USCG Cutter Storis Added To National Register of Historic Places
January 15, 2013
In 2007, the Storis was decommissioned and put in floating storage in California. A non-profit Juneau-based group, Storis Museum, is working to bring the ship back to Alaska for preservation and use as a historic museum ship and training and educational vessel.
“For more than 50 years, the Storis was involved in icebreaking, search and rescue, law enforcement, and medical and disaster relief services in the North Pacific Ocean, Gulf of Alaska, and Bering Sea—some of the roughest seas in the world,“ Bittner said.
The Storis was added to the National Register – the nation’s catalog of more than 85,000 historic properties worthy of preservation – on Dec. 31, 2012. The Office of History and Archaeology endorsed listing the vessel.
Built in Ohio and commissioned in 1942, the Storis guarded waters around Greenland and provided convoy escort services for protection against German U-boats during World War II. After its transfer to Juneau in 1948, the vessel provided medical and judicial services to western Alaska villages and assisted with the transport of people and supplies for construction of the Distant Early Warning radar stations (DEW Line).

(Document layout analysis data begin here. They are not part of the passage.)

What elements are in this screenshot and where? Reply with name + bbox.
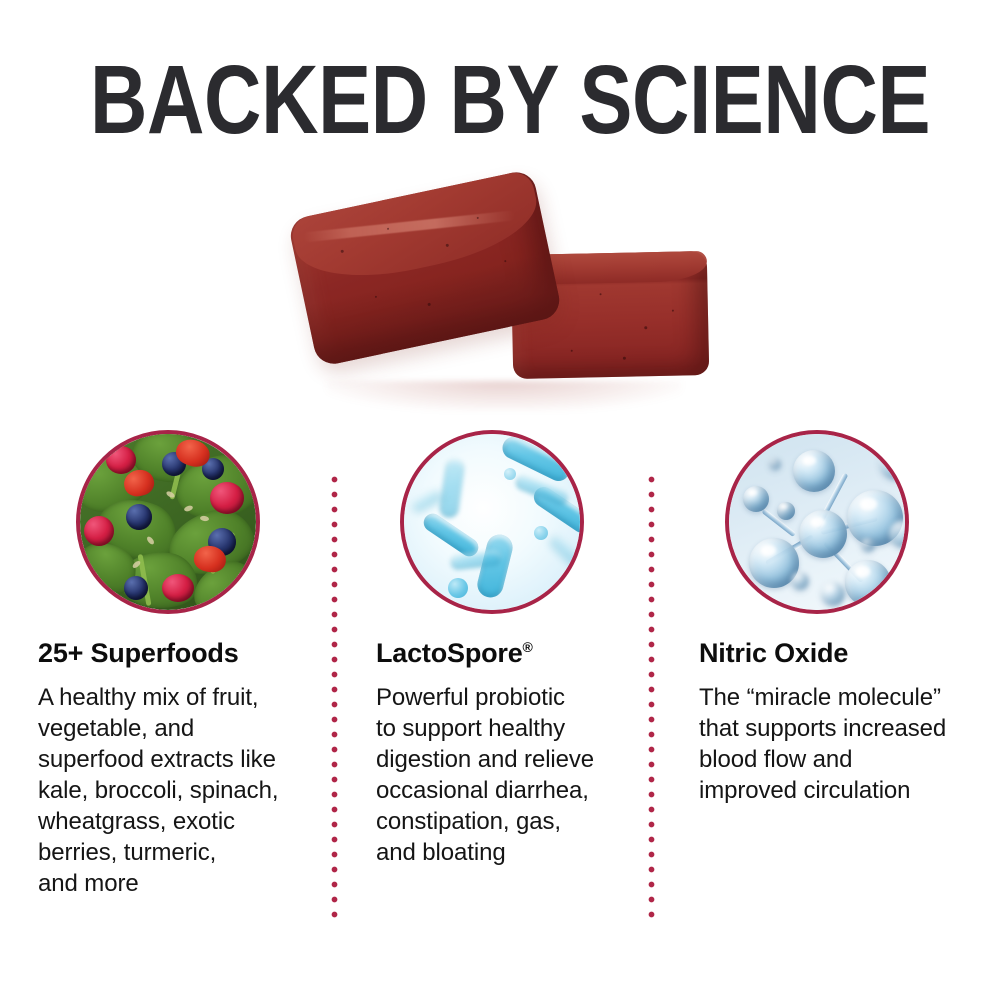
- infographic-page: BACKED BY SCIENCE: [0, 0, 1000, 1000]
- feature-title-superfoods: 25+ Superfoods: [38, 638, 313, 668]
- page-title: BACKED BY SCIENCE: [90, 50, 910, 150]
- product-reflection: [326, 381, 682, 411]
- nitric-oxide-molecule-icon: [725, 430, 909, 614]
- column-divider-2: [648, 476, 655, 922]
- feature-title-lactospore: LactoSpore®: [376, 638, 634, 668]
- column-divider-1: [331, 476, 338, 922]
- feature-title-text: LactoSpore: [376, 638, 523, 668]
- feature-body-superfoods: A healthy mix of fruit, vegetable, and s…: [38, 682, 313, 899]
- feature-body-nitric-oxide: The “miracle molecule” that supports inc…: [699, 682, 989, 806]
- feature-title-text: Nitric Oxide: [699, 638, 848, 668]
- feature-column-lactospore: LactoSpore® Powerful probiotic to suppor…: [376, 430, 634, 868]
- feature-title-nitric-oxide: Nitric Oxide: [699, 638, 989, 668]
- feature-body-lactospore: Powerful probiotic to support healthy di…: [376, 682, 634, 868]
- trademark-symbol: ®: [523, 639, 533, 655]
- feature-column-nitric-oxide: Nitric Oxide The “miracle molecule” that…: [699, 430, 989, 806]
- feature-title-text: 25+ Superfoods: [38, 638, 239, 668]
- feature-column-superfoods: 25+ Superfoods A healthy mix of fruit, v…: [38, 430, 313, 899]
- probiotic-bacteria-icon: [400, 430, 584, 614]
- superfoods-salad-icon: [76, 430, 260, 614]
- product-hero-image: [290, 185, 710, 420]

In 1957, the Storis and two smaller Coast Guard cutters made a 67-day transit of the Northwest Passage, charting waters and collecting oceanographic information. With this trip, the Storis became the first American ship to circumnavigate the North American continent.
The Storis spent the ensuing 49 years based in Kodiak. In 1992, it made a historic goodwill port call at Petropavlovsk-Kamchatsky, making it the first foreign military vessel to visit since 1854, when the British and French attempted to seize the port during the Crimean War. The Storis had cameo appearances in the television series Deadliest Catch and the 2008 film The Guardian.